Trump disse que a ação do presidente colombiano Gustavo Petro colocou em risco a segurança nacional dos EUA e instruiu seu governo a tomar medidas de retaliação.
Essas medidas incluem a imposição de tarifas de emergência de 25% em todos os produtos que entram nos Estados Unidos, que subirão para 50% em uma semana; a proibição de viagens e revogação de vistos para funcionários do governo colombiano e seus aliados; a imposição total de sanções de emergência do Tesouro, bancário e financeiro, e o aumento das inspeções de fronteira para cidadãos colombianos.
“Essas medidas são apenas o começo”, escreveu Trump no Truth Social. “Não permitiremos que o governo colombiano viole suas obrigações legais em relação à aceitação e ao retorno dos criminosos que forçaram nos Estados Unidos!”
A recusa da Colômbia em aceitar voos é o segundo caso de um país latino-americano que recusa voos de deportação militar dos EUA.
Petro condenou a prática, sugerindo que tratava os migrantes como criminosos.
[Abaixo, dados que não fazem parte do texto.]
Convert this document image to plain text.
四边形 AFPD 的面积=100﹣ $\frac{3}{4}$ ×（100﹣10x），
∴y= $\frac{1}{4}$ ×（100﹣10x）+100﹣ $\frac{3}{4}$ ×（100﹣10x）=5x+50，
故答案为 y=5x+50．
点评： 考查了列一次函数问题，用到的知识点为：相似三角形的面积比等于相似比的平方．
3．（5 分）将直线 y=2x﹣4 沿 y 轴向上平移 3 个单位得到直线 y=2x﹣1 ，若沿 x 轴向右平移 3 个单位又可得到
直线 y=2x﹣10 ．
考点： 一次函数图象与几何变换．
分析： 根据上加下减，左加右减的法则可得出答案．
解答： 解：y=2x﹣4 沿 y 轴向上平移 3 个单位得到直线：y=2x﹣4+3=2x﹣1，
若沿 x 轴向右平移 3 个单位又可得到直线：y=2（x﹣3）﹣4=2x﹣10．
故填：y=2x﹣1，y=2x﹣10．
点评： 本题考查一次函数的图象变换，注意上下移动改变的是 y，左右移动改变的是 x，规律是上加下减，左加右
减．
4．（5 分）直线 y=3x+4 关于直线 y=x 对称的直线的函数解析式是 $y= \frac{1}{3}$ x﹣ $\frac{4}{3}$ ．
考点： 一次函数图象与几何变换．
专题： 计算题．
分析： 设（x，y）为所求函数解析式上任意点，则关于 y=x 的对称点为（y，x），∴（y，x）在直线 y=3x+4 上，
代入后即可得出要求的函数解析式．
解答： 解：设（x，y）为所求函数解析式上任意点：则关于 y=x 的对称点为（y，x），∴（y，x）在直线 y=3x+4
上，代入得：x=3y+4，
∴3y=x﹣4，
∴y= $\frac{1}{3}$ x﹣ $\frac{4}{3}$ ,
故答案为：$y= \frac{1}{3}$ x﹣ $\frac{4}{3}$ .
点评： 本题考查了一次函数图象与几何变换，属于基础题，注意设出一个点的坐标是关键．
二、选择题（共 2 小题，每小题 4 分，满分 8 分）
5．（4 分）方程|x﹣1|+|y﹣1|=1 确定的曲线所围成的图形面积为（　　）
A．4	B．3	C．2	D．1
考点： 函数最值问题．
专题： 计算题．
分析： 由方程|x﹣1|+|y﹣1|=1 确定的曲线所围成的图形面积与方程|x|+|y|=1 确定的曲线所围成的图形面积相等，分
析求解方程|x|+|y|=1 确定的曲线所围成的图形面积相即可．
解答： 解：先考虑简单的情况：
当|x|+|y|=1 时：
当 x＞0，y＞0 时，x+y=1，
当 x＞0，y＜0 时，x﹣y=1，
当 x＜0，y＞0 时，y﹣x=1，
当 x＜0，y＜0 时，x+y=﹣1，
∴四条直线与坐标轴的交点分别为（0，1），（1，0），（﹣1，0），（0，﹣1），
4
Em um post na plataforma de mídia social X, Petro disse que a Colômbia receberia os migrantes deportados em aviões civis, afirmando que eles deveriam ser tratados com dignidade e respeito.
A decisão da Colômbia segue a do México, que também recusou um pedido na semana passada para permitir que um avião militar dos EUA pousasse com migrantes.
“Os EUA não podem tratar os migrantes colombianos como criminosos”, escreveu Petro no post, observando que havia 15.660 americanos sem status de imigração adequado na Colômbia.
Os comentários de Petro aumentam o crescente coro de descontentamento na América Latina, à medida que o governo de Trump, com uma semana de existência, começa a se mobilizar para deportações em massa.
Brasil
O Ministério das Relações Exteriores do Brasil condenou, na noite de sábado, o “tratamento degradante” dos brasileiros depois que os migrantes foram algemados em um voo de deportação comercial. Ao chegar, alguns dos passageiros também relataram maus-tratos durante o voo.
O avião, que transportava 88 passageiros brasileiros, 16 agentes de segurança dos EUA e oito tripulantes, estava originalmente programado para chegar em Belo Horizonte, mas pousou em Manaus devido a problemas técnicos.
Lá, as autoridades brasileiras ordenaram a remoção das algemas, e o presidente Luiz Inácio Lula da Silva designou um voo da Força Aérea Brasileira (FAB) para completar a viagem a Belo Horizonte.
O voo comercial fretado foi o segundo este ano dos EUA a transportar migrantes ilegais deportados de volta ao Brasil e o primeiro desde a posse de Trump, de acordo com a Polícia Federal Brasileira.
Funcionários dos EUA. Departamento de Estado, Pentágono, EUA Departamento de Segurança Interna e os EUA O Serviço de Imigração e Alfândega não respondeu imediatamente aos pedidos de comentários.
“Nergênciae Nacional”
O uso de aeronaves militares dos EUA para realizar voos de deportação faz parte da resposta do Pentágono à declaração de emergência nacional de imigração de Trump na segunda-feira.
No passado, aeronaves militares dos EUA eram usadas para realocar indivíduos de um país para outro, como durante a retirada dos EUA do Afeganistão em 2021.
Esta foi a primeira vez na memória recente que aeronaves militares dos EUA foram usadas para levar migrantes para fora do país, disse um funcionário dos EUA.
Aeronaves militares dos EUA fizeram dois voos semelhantes, cada um com cerca de 80 migrantes, para a Guatemala na sexta-feira.